I heard them before I saw them. I heard their footsteps in the hallway, their little voices. My oldest boy was six, my youngest was three. The poignance began its assault as soon as I detected my boys with my ears. Then they rounded the corner into the room, into my line of vision, and I was fully harpooned. Their scruffy, hopeful, tentative faces, so exquisite; their puffy overcoats, navy and gray; their little pants. Their milky skin, the look and feel of it. Their flutey voices. The feel of them pressing up against my leg and my sides. I hadn’t been able to take care of them for months and now I was getting better and here they were, my little ones, open for love. The beauty burned me and tears come even today while I write this.

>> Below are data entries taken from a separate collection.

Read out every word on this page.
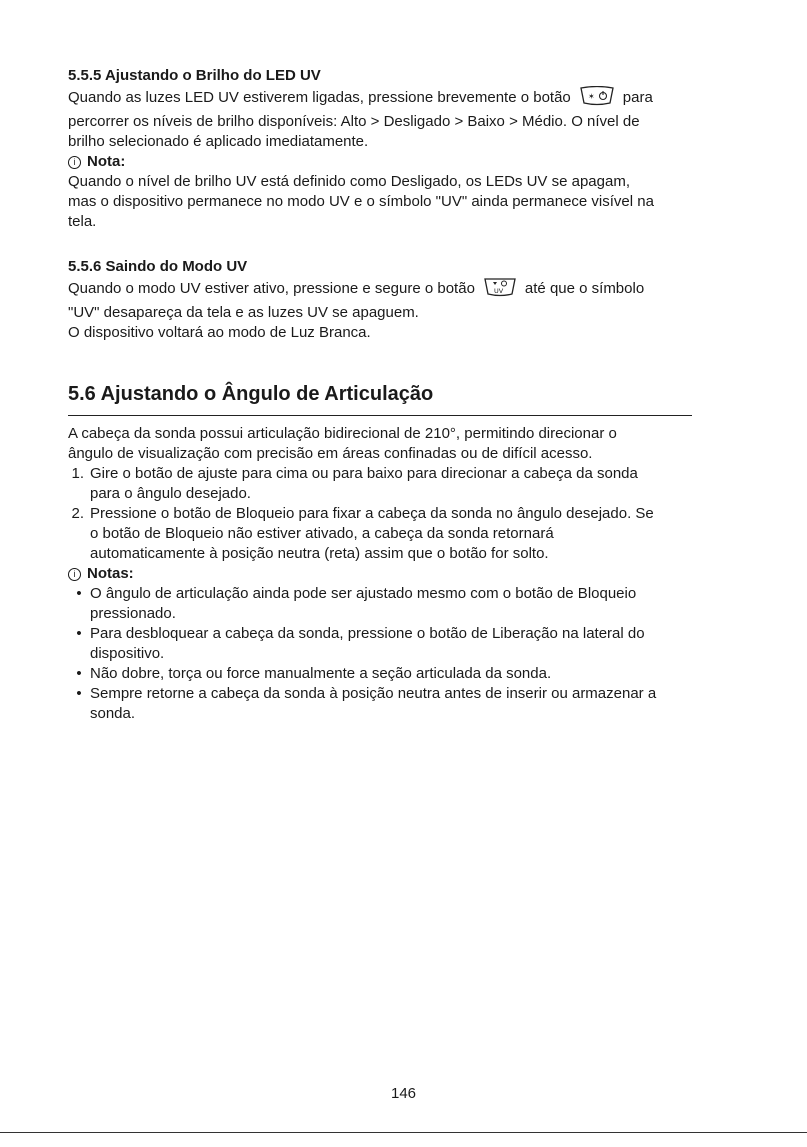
5.5.5 Ajustando o Brilho do LED UV
Quando as luzes LED UV estiverem ligadas, pressione brevemente o botão ✶ para
percorrer os níveis de brilho disponíveis: Alto > Desligado > Baixo > Médio. O nível de
brilho selecionado é aplicado imediatamente.
i Nota:
Quando o nível de brilho UV está definido como Desligado, os LEDs UV se apagam,
mas o dispositivo permanece no modo UV e o símbolo "UV" ainda permanece visível na
tela.
5.5.6 Saindo do Modo UV
Quando o modo UV estiver ativo, pressione e segure o botão	UV até que o símbolo
"UV" desapareça da tela e as luzes UV se apaguem.
O dispositivo voltará ao modo de Luz Branca.
5.6 Ajustando o Ângulo de Articulação
A cabeça da sonda possui articulação bidirecional de 210°, permitindo direcionar o
ângulo de visualização com precisão em áreas confinadas ou de difícil acesso.
1. Gire o botão de ajuste para cima ou para baixo para direcionar a cabeça da sonda
para o ângulo desejado.
2. Pressione o botão de Bloqueio para fixar a cabeça da sonda no ângulo desejado. Se
o botão de Bloqueio não estiver ativado, a cabeça da sonda retornará
automaticamente à posição neutra (reta) assim que o botão for solto.
i Notas:
• O ângulo de articulação ainda pode ser ajustado mesmo com o botão de Bloqueio
pressionado.
• Para desbloquear a cabeça da sonda, pressione o botão de Liberação na lateral do
dispositivo.
• Não dobre, torça ou force manualmente a seção articulada da sonda.
• Sempre retorne a cabeça da sonda à posição neutra antes de inserir ou armazenar a
sonda.
146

You can’t live there. Not at that pitch. 

Hold on.

Is that true?

On my 19th birthday I hung out with my friends at one of their apartments. We drank and played Scruples, asking each other questions from the cards. The question came up, “Would you rather live a life of great joys and great sorrows, with extreme highs and lows, or would you rather have a more moderate existence, missing the extremes on either end?” I expected a landslide with me for the former. 

Nein. Two of us opted for the former, and the rest of the room chose the more moderate existence. Team Highs and Lows was appalled with Team Moderation and vice versa. You can’t live like that!

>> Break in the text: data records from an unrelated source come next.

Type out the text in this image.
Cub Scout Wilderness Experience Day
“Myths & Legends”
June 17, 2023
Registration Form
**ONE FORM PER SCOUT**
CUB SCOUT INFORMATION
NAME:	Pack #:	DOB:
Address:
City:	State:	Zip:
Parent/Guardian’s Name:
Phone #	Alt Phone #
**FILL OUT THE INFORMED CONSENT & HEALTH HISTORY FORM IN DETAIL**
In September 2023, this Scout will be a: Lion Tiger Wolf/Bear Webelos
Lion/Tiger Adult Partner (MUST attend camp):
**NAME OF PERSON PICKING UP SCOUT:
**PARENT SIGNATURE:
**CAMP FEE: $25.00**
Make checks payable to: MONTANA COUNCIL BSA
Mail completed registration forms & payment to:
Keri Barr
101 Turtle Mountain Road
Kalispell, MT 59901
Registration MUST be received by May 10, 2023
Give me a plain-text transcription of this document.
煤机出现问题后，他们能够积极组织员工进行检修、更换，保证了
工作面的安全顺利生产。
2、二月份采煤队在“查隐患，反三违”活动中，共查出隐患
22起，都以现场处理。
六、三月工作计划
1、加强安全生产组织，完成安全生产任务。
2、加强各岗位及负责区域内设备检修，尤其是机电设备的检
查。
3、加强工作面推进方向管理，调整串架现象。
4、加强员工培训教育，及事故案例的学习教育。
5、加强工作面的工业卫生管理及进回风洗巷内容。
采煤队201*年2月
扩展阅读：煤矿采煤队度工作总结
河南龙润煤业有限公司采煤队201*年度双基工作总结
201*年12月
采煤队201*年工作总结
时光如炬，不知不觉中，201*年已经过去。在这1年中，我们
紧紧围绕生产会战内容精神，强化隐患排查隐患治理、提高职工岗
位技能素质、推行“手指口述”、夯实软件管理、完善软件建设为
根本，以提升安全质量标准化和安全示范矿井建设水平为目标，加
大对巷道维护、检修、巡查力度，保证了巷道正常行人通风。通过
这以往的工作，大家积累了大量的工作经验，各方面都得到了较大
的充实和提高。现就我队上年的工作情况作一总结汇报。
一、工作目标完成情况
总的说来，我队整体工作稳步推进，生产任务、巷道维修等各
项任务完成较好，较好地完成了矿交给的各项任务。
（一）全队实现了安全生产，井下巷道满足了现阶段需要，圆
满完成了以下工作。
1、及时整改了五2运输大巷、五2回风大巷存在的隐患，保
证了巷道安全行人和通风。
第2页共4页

We both had a point but I’d vote the same way today. I’ve bumped both extremes and I’d still say it.

[2023 Tina jumping in with the benefit of hindsight to say that 2014 Tina might say differently if she knew what was on the menu. 2023 Tina isn’t trying to tempt fate. 2023 Tina abstains.]

I have to practice sustaining that sharpness a little longer, is the thing. I want to believe it can stretch out and diffuse into something livable without losing its potency.

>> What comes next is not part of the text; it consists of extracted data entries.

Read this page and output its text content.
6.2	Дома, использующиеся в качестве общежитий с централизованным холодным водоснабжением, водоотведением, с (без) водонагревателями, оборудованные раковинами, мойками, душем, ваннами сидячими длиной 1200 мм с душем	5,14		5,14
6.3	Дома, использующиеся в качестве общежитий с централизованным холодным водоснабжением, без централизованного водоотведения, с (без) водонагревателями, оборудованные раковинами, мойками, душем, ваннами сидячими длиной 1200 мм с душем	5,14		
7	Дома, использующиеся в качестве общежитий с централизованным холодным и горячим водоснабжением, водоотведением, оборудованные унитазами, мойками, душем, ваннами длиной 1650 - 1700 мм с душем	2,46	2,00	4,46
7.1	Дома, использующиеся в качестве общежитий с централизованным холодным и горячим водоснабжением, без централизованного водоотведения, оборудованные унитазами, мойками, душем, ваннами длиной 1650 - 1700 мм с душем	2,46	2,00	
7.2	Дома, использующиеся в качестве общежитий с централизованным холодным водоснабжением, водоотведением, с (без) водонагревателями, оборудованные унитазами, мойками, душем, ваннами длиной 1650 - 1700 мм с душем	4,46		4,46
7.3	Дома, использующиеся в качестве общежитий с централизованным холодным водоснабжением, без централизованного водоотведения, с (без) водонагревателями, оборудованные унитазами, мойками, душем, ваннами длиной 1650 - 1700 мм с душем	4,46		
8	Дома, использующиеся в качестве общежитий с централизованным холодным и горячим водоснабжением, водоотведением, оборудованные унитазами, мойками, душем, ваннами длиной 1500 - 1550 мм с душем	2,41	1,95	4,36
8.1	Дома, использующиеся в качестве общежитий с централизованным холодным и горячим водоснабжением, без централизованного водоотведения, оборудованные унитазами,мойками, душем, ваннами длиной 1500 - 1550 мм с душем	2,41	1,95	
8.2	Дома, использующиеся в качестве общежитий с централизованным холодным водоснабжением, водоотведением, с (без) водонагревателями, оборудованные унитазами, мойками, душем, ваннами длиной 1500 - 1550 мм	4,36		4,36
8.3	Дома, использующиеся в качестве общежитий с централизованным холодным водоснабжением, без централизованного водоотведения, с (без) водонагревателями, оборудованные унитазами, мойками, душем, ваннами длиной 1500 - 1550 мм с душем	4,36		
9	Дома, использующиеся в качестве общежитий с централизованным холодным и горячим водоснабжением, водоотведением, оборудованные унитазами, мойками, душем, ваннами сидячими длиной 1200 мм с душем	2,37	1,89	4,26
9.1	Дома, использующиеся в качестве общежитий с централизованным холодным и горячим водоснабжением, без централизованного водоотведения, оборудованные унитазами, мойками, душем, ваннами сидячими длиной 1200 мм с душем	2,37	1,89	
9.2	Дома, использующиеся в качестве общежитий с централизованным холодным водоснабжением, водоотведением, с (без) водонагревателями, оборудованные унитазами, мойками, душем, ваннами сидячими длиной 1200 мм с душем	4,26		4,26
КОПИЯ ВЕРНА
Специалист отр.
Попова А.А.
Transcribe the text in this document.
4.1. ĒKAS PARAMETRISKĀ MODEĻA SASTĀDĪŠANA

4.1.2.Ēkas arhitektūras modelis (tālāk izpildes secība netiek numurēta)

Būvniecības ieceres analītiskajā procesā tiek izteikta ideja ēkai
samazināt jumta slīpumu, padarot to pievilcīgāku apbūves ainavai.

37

I was talking with my teacher about the difference between aliveness and stimulation. He said that we’ve gotten so numb as a society that our craving for stimulation is ramping up just so that we can feel something. Louder, faster, bigger, funnier, sexier, more violent everything. But stimulation, while it gives us a jolt, doesn’t address the thing that made us go numb in the first place.

You know it when it happens, though, the other thing, the expansion of the aliveness within. It’s not contentment, exactly, or well-being. Those are by-products, maybe, of aliveness, or presence. Sometimes everything aligns and you catch it, your aliveness, and it’s not because of the things that aligned. It’s not because of the sunset or the food or the fire or the mountains or the company, whatever was in place when the flash happened. It’s not because of the good news that somebody’s going to live or you got somebody back or you got the job. Those are the curtains opening, not the show.

What is the show?

Quiet mysterious everything?

Friend or foe, I don’t give myself the chance to know. On and on I block it out.